One reason there likely hasn't been much more demolition work on the right-field bleachers is that the water company is still finishing up work on Sheffield and they'd need to get all the heavy equipment down that street, and they can't until the water work is completed.
Something else I noticed in walking around the neighborhood: Once you get more than a block or so away from Wrigley Field, you'd never know there was a huge construction site nearby, nor, in fact, that there's even a major-league ballpark within walking distance. Even with the construction crews making quite a bit of noise, you really don't hear it more than a block or so away.
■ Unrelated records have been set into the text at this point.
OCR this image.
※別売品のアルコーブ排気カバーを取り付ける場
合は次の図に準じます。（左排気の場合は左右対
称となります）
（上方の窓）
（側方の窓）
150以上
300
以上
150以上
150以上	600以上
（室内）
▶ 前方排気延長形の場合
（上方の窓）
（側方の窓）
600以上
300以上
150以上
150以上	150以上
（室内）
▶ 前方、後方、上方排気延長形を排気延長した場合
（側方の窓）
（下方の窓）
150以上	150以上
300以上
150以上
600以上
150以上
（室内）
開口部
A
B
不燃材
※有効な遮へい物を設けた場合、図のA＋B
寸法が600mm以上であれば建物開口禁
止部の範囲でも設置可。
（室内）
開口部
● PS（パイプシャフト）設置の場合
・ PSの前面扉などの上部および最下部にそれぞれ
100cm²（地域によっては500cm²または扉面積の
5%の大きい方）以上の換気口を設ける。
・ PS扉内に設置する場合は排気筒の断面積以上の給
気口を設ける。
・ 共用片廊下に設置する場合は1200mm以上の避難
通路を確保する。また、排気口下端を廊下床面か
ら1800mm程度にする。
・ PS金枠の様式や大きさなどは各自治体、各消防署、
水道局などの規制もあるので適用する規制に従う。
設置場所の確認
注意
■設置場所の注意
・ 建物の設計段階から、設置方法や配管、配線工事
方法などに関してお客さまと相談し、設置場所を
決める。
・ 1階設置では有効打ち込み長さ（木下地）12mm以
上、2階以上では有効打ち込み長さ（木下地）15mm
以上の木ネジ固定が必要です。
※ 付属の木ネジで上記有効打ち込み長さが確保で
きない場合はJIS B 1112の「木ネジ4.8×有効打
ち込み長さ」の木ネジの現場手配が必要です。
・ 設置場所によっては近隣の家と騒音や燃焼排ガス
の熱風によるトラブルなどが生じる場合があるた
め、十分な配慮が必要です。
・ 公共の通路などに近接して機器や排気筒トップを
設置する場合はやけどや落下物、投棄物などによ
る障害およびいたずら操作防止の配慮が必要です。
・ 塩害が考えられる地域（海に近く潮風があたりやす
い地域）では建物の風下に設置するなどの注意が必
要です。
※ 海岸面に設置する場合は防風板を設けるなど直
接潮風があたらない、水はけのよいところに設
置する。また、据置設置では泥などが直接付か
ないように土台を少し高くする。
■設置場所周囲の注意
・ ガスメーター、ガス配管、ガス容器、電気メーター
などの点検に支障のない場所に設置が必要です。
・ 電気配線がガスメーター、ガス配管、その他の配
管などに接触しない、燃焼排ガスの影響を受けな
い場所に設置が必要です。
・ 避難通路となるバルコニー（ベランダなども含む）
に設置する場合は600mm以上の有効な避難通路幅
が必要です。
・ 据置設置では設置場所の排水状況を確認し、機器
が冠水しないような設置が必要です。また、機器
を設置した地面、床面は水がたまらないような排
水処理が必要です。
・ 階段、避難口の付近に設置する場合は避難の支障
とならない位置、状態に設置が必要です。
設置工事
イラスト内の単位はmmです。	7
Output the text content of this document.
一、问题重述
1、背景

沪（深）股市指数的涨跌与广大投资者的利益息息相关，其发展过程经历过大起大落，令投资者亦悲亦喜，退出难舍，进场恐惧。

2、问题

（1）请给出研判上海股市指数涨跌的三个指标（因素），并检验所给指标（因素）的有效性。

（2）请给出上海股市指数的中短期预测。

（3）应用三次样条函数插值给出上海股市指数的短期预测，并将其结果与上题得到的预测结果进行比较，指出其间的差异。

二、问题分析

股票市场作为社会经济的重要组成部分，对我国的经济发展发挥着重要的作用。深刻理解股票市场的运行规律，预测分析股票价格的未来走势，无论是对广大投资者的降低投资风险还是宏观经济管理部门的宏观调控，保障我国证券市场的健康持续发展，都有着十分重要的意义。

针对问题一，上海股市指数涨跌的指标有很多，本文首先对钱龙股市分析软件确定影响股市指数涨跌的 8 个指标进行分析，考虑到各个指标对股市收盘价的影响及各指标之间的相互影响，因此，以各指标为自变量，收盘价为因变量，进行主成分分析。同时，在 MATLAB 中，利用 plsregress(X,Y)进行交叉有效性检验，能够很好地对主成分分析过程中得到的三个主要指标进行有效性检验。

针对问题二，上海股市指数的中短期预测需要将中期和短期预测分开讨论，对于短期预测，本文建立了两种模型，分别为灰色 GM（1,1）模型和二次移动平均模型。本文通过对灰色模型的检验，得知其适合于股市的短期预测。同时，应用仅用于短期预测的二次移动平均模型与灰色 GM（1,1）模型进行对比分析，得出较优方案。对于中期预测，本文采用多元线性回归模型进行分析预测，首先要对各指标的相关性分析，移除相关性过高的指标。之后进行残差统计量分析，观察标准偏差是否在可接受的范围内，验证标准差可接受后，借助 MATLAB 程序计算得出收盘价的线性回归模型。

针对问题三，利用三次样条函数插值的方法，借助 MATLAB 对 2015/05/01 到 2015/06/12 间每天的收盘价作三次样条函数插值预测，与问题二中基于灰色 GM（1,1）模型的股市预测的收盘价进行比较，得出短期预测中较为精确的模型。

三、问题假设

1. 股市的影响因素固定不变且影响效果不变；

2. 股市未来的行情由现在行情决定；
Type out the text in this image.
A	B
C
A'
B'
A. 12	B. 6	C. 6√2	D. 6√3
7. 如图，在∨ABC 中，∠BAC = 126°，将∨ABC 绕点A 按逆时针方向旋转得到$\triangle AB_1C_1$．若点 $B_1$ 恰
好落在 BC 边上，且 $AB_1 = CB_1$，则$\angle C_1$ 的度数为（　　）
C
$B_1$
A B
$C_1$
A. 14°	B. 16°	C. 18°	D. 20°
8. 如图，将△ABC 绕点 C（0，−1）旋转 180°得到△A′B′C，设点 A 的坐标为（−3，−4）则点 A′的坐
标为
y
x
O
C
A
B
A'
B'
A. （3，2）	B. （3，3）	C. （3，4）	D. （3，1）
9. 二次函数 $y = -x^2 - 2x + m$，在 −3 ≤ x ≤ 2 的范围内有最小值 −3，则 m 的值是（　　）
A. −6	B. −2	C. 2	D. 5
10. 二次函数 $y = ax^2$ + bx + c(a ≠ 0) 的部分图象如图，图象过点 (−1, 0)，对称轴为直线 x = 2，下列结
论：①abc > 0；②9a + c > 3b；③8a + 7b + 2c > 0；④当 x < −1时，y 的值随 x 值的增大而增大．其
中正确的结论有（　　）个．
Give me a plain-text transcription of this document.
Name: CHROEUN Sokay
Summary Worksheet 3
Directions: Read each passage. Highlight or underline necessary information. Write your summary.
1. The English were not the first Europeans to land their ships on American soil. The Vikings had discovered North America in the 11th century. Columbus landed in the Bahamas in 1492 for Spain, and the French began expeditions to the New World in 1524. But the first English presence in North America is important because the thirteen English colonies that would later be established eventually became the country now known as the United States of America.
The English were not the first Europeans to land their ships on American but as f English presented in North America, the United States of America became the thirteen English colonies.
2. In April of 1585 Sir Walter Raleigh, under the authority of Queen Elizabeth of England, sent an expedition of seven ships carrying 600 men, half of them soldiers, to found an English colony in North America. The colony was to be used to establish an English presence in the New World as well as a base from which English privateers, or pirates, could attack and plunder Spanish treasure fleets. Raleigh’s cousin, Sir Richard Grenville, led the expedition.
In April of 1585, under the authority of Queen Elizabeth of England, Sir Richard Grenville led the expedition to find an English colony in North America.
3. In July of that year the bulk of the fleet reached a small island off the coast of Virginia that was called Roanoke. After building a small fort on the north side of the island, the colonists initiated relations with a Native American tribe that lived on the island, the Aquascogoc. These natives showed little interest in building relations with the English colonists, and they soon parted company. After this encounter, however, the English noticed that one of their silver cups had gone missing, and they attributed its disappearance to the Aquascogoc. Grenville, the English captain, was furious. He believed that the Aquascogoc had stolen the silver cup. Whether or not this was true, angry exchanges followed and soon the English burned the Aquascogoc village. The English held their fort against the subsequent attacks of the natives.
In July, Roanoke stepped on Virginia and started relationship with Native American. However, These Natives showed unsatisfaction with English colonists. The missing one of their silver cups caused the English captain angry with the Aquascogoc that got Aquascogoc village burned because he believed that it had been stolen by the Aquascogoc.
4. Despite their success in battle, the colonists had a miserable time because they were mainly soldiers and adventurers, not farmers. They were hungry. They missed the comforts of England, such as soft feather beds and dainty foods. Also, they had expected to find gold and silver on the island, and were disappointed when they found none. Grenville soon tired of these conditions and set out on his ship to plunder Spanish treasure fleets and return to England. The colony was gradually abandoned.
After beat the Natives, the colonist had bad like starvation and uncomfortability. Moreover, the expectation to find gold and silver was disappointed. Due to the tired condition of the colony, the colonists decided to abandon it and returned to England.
There have been inconveniences for the neighborhood with the street closures and elimination of street parking, some permanently, some just temporarily.
But by and large, it seems to me that Tom Ricketts' stated desire to be "good neighbors" is something the Cubs are, in fact, doing. I've said this before, but there are baseball games at Wrigley Field 81 days a year. That leaves over 280 days when there are no baseball games going on, and on those days, it's just another quiet city neighborhood.
Sure, there are a few concert and other dates and we hope in the future those "baseball dates" will be extended into October. The Cubs are being good neighbors, and this project is definitely going to make Wrigleyville a better place to live, as well as be entertained.